At first the world thought Russia would overtake Ukraine in a matter of days. Ukraine surprised the world. Not only did the Ukrainian Armed Forces (UAF) halt the initial Russian advance, but they forced the Russians to make an embarrassing retreat from the region around the capital Kyiv. Moscow claimed that it did so in order to regroup its forces in the east. Then Ukraine again surprised the world with its lightning strike across Kharkiv Oblast reclaiming 9,000 square kilometres of territory. So abrupt and chaotic was the Russian retreat that they left behind dozens of useable tanks, armoured vehicles and other heavy armour that the UAF may now take advantage of. In the south, Ukraine is pressing on Kherson. They’ve taken so many Russian prisoners of war that they have no room to hold them. Russian troops are deserting en masse.

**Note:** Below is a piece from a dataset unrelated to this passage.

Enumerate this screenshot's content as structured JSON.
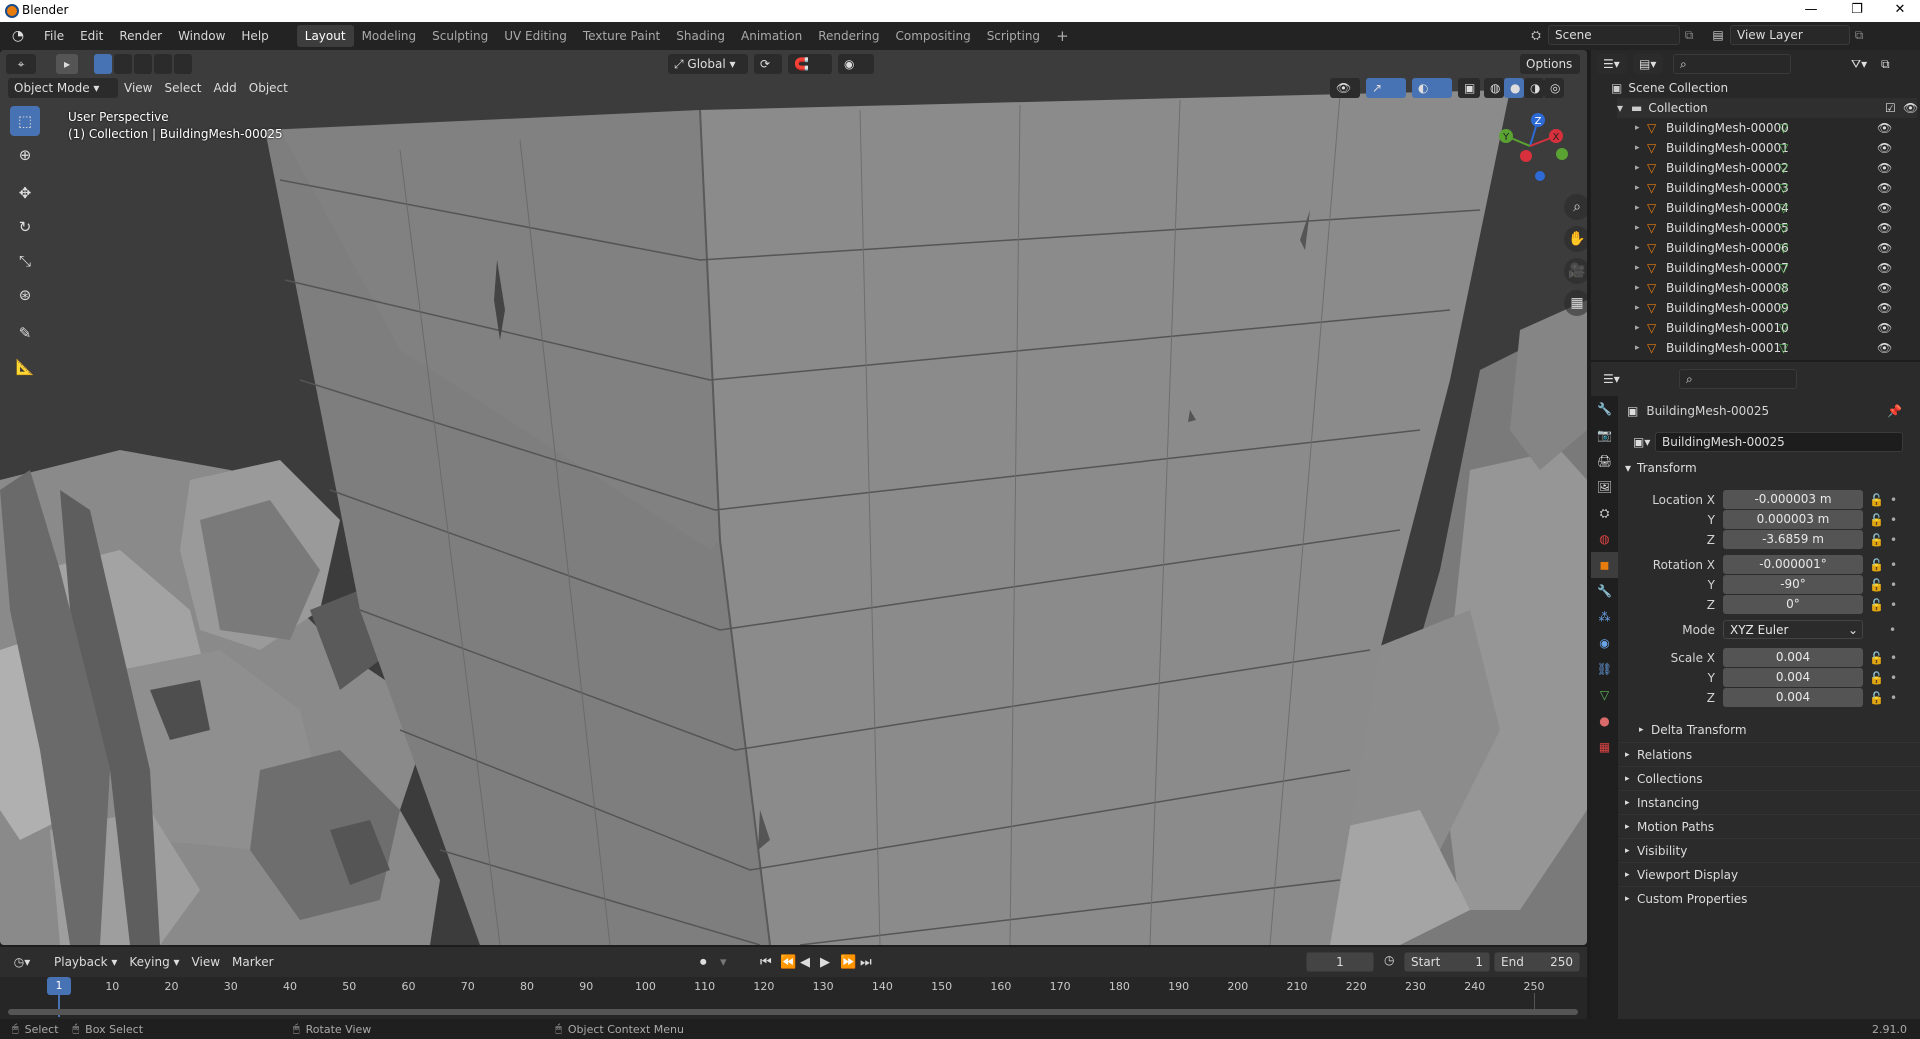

Dictator Vladimir Putin is desperately combing the prisons to find more recruits. He is reluctant to call for a general mobilization because that would expose the myth of a “special military operation” to the Russian public at large and make them question all the propaganda they’ve been fed.
Ukraine is winning this war and it can bring it to an end providing the West continues to supply all the weaponry it needs.
While the United State and the United Kingdom are steadily providing the weapons Ukraine needs, other countries are starting to make noises about running out of supplies, or expressing concern about the price of gas. This is unconscionable. How can one compare complaints about the price of gas to a nation of 44 million people being subjected to genocide, including entire cities and hundreds of towns and villages being shelled or bombed into oblivion resulting in over 13 million displaced persons half of whom have already left the country, and hundreds of thousands of children in occupied territories being illegally deported for resettlement, re-education and re-programming as loyal Russian citizens in the far eastern lands of the Russian Federation, and thousands of other innocent civilians with no means of escape being killed, raped and tortured by occupying forces under the pretext of de-nazifying and de-Ukrainianizing the population, while Ukrainian prisoners of war are regularly subjected to horrific mutilation including castration or having fingers or ears cut off? As for claimed shortages of weapons, the simple answer is to buckle down and produce more. That’s what the Free World had to do during World War II and that’s what the Free World has to do today.
The stakes in this war are the future of freedom and the very soul of the world. There is no middle ground here. Either Ukraine is victorious with continued strong support from her western allies. Or the world will bear witness to the global triumph of evil. A victory for Russia will be a victory for tyranny, a victory for dictatorships all over the world and a fatal blow for freedom and democracy. Make no mistake. Ukraine is truly fighting “to make the world safe for democracy”. And it needs all the help it can get.